Phoenix, AZ -- Goldwater Institute scholar Robert Franciosi applauds the unanimous decision by the Arizona Court of Appeals, which ruled yesterday that coercive public funding of campaigns is unconstitutional. Franciosi, who directs the Institute's work on electoral reform, also congratulates Rep. Steve May (R-Paradise Valley) and the Institute for Justice on an important victory in their two-year fight against coerced funding of political speech.
"In a free state," says Franciosi, "citizens should not be forced to finance politicians' campaigns for office."
The Clean Elections Commission plans to spend $17 million this year to subsidize campaigns. Says Franciosi, "An estimated $11 million was taken from residents through fines, forfeitures, and penalties.
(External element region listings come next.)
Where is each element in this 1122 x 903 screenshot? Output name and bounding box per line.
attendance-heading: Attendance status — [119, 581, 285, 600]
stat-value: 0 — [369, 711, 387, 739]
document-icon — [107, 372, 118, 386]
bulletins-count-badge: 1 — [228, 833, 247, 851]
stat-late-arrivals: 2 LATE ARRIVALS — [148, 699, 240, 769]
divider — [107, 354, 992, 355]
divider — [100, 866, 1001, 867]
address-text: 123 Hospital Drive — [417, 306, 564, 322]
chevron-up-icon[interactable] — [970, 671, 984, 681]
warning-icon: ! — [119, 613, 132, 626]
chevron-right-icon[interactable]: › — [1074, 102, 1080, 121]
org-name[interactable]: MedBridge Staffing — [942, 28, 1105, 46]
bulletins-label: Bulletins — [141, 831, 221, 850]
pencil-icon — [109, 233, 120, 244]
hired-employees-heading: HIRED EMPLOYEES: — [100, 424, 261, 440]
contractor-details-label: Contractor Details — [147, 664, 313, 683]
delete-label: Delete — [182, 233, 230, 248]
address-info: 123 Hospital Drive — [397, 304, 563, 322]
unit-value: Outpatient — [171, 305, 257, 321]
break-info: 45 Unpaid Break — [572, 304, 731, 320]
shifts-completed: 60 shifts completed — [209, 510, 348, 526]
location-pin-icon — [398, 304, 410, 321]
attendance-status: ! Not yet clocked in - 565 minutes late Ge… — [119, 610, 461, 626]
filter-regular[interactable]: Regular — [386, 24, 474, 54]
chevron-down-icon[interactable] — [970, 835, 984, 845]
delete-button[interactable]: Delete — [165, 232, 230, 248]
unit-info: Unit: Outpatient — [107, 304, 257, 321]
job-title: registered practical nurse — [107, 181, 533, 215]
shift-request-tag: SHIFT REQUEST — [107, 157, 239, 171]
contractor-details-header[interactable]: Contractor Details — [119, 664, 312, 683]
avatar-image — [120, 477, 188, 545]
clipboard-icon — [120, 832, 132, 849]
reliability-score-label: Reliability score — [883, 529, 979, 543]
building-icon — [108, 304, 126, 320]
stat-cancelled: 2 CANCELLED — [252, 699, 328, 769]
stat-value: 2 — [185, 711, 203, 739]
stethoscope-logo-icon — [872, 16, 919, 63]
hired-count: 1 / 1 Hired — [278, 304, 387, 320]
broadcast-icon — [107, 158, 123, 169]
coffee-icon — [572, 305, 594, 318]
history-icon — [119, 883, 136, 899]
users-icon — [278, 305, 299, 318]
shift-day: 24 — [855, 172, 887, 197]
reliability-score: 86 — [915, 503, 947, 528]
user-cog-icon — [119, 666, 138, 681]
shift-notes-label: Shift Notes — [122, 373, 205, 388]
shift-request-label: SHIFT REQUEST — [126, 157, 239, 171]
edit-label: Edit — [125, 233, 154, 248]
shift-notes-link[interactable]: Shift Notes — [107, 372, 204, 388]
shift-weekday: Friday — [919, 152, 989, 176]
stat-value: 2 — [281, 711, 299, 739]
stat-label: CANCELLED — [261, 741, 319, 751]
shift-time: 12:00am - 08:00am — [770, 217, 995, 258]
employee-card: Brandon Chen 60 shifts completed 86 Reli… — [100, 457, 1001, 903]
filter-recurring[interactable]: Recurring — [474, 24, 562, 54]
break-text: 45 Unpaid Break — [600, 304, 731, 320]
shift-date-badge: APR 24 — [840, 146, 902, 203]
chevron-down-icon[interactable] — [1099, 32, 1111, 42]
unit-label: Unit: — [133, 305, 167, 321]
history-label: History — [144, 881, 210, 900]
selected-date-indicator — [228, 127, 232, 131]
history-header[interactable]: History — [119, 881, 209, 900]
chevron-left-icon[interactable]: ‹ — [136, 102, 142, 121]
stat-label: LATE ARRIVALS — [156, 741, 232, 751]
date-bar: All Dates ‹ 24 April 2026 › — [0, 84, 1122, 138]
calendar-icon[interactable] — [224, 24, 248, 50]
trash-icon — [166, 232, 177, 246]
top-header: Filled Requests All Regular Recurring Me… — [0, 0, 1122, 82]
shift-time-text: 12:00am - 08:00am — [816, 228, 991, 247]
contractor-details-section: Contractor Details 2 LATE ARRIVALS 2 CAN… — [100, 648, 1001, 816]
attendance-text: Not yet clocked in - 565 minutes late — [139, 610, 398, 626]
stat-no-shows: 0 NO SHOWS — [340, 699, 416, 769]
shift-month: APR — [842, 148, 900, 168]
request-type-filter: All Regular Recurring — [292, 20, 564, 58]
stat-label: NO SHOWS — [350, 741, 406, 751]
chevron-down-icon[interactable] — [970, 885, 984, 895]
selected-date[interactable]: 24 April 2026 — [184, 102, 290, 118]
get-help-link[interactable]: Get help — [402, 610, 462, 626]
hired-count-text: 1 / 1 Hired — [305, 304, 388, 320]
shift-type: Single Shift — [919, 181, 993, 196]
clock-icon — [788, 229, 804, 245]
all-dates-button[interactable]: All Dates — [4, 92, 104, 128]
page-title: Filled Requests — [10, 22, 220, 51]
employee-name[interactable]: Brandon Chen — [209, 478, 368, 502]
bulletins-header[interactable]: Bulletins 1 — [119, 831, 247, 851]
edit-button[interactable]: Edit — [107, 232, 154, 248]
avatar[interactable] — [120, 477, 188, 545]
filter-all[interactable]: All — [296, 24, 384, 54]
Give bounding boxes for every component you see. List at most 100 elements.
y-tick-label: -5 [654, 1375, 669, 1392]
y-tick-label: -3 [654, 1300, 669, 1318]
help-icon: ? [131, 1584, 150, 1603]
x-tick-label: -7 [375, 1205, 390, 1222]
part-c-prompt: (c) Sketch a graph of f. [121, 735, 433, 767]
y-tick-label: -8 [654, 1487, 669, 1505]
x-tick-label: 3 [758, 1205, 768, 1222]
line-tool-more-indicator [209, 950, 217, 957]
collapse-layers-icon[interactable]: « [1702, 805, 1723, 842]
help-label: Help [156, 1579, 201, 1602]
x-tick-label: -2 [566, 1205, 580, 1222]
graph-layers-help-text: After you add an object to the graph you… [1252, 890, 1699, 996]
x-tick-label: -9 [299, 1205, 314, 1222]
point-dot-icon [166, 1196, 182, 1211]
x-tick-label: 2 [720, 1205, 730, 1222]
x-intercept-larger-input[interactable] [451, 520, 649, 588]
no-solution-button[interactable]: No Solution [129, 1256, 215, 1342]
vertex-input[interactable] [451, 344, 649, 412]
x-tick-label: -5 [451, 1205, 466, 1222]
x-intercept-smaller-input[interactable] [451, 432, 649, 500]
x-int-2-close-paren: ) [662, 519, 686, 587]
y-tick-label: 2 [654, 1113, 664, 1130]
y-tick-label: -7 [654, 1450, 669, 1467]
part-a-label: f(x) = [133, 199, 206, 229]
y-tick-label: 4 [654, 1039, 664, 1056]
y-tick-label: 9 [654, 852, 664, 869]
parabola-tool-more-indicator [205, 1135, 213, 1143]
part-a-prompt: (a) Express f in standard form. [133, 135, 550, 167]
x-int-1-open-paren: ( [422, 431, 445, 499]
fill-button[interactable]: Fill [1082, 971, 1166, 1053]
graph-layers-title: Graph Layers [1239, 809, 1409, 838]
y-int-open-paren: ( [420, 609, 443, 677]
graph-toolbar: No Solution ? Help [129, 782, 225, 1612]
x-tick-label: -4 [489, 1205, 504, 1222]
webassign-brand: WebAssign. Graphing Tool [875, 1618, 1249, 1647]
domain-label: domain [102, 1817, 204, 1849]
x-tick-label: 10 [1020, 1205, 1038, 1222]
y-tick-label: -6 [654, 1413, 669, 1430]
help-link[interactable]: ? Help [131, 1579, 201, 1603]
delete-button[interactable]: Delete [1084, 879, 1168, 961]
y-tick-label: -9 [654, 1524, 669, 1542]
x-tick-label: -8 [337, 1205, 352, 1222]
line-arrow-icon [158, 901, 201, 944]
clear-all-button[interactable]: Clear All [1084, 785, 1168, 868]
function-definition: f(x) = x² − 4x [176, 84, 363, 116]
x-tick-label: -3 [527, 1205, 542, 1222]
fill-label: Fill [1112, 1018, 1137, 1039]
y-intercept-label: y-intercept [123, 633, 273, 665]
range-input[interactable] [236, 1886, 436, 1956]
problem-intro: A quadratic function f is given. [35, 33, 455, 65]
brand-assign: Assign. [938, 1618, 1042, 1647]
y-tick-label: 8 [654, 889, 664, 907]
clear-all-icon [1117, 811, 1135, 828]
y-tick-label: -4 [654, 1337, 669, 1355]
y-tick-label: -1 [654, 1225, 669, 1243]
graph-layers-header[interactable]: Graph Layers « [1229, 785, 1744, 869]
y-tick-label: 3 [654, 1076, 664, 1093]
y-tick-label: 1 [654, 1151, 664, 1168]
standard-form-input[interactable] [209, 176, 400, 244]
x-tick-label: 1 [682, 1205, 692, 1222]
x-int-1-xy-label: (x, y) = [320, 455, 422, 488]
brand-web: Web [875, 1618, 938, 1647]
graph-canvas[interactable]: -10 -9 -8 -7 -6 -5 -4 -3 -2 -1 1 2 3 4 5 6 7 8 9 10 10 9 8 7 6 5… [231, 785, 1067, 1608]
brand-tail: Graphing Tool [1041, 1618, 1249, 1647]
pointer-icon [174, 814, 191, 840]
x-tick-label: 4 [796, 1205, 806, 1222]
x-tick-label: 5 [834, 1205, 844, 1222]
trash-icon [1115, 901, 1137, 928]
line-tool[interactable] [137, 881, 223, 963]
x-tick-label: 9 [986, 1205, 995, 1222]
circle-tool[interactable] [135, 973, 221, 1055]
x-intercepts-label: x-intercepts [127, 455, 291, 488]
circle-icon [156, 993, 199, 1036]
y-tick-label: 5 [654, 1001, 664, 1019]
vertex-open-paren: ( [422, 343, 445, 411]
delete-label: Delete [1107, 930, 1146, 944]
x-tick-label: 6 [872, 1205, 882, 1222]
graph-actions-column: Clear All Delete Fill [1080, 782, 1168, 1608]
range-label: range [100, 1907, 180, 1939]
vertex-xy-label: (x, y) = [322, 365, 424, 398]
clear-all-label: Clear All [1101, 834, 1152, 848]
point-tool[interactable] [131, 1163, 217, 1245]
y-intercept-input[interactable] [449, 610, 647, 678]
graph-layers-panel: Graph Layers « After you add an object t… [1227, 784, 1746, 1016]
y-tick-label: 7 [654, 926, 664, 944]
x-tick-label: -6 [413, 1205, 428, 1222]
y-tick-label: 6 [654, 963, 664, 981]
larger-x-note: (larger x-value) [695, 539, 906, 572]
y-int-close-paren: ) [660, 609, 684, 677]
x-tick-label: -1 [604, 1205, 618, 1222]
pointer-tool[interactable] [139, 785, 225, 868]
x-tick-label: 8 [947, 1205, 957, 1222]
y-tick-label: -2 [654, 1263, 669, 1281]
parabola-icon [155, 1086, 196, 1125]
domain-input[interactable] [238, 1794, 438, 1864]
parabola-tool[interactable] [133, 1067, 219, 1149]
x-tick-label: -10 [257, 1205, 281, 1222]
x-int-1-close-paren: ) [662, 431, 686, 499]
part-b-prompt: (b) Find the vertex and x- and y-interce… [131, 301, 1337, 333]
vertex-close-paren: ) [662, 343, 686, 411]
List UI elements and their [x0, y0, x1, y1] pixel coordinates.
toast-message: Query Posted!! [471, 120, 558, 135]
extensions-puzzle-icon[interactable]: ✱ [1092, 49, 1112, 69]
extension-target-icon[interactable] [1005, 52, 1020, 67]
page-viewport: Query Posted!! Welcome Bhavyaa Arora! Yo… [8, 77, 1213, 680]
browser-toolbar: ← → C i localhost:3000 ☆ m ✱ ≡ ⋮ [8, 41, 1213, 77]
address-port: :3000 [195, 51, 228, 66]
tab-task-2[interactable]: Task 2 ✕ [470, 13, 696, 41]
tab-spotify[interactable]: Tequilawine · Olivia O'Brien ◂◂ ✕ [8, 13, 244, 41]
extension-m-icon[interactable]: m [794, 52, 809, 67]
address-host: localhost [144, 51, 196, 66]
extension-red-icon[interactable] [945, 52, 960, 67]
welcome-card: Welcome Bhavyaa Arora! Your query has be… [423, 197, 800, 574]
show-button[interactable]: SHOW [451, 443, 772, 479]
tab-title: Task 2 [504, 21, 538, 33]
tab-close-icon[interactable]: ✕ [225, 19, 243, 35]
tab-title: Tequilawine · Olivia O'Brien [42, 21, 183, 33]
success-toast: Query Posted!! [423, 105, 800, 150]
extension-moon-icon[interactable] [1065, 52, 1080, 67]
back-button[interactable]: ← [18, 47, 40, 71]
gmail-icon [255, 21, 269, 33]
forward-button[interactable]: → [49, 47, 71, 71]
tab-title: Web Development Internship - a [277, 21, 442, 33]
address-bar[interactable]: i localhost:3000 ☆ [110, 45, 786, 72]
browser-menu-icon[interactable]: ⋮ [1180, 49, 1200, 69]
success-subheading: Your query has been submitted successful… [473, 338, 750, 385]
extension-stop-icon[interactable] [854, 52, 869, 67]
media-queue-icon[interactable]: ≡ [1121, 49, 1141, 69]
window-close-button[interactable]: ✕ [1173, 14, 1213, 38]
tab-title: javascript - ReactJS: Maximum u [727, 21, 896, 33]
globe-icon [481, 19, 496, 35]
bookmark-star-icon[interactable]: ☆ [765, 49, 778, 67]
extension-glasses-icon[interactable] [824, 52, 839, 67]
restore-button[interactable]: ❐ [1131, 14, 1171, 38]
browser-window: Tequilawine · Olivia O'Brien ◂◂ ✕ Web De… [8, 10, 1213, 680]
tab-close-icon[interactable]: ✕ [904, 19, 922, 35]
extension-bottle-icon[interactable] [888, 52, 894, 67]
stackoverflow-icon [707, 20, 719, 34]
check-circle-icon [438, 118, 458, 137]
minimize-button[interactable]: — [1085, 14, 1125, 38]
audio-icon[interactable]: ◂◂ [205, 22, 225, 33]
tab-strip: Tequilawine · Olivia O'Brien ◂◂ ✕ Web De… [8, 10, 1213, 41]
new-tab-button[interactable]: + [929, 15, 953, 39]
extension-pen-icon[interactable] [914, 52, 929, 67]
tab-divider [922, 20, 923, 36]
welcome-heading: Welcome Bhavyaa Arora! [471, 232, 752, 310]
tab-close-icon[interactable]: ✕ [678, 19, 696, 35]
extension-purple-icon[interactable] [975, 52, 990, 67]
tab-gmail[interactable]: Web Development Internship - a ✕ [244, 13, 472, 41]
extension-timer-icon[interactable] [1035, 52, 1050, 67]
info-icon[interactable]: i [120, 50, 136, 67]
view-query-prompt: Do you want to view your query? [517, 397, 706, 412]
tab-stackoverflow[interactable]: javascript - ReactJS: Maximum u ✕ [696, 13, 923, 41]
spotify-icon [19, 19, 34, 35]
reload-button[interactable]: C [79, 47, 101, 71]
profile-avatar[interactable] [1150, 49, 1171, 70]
In keeping with the spirit of the ruling, the state should return that ill-gotten money to the people from whom it was taken."
Although he expresses satisfaction with the Court of Appeals' decision, Franciosi says the ruling leaves reformers with much unfinished business. "The Court did its job, which is to uphold the liberties of the people," he says. "But the people of Arizona should go further, and repeal the Clean Elections Act. Public subsidies for politicians are wrong."
Clean Elections continues to tap into the state's general fund through the $5 tax check-off promoted by the Commission's "$5 Bill" campaign. Franciosi sees Clean Elections as wasteful and ineffective. In a Goldwater Institute study released last year, he found that publicly subsidized candidates voted no differently than those who had received private support.
"Instead of trying to use a complicated system of tax incentives to invigorate campaigns," Franciosi says, "we should lift the existing campaign contribution caps and allow individuals and corporations to spend what they want on who they want."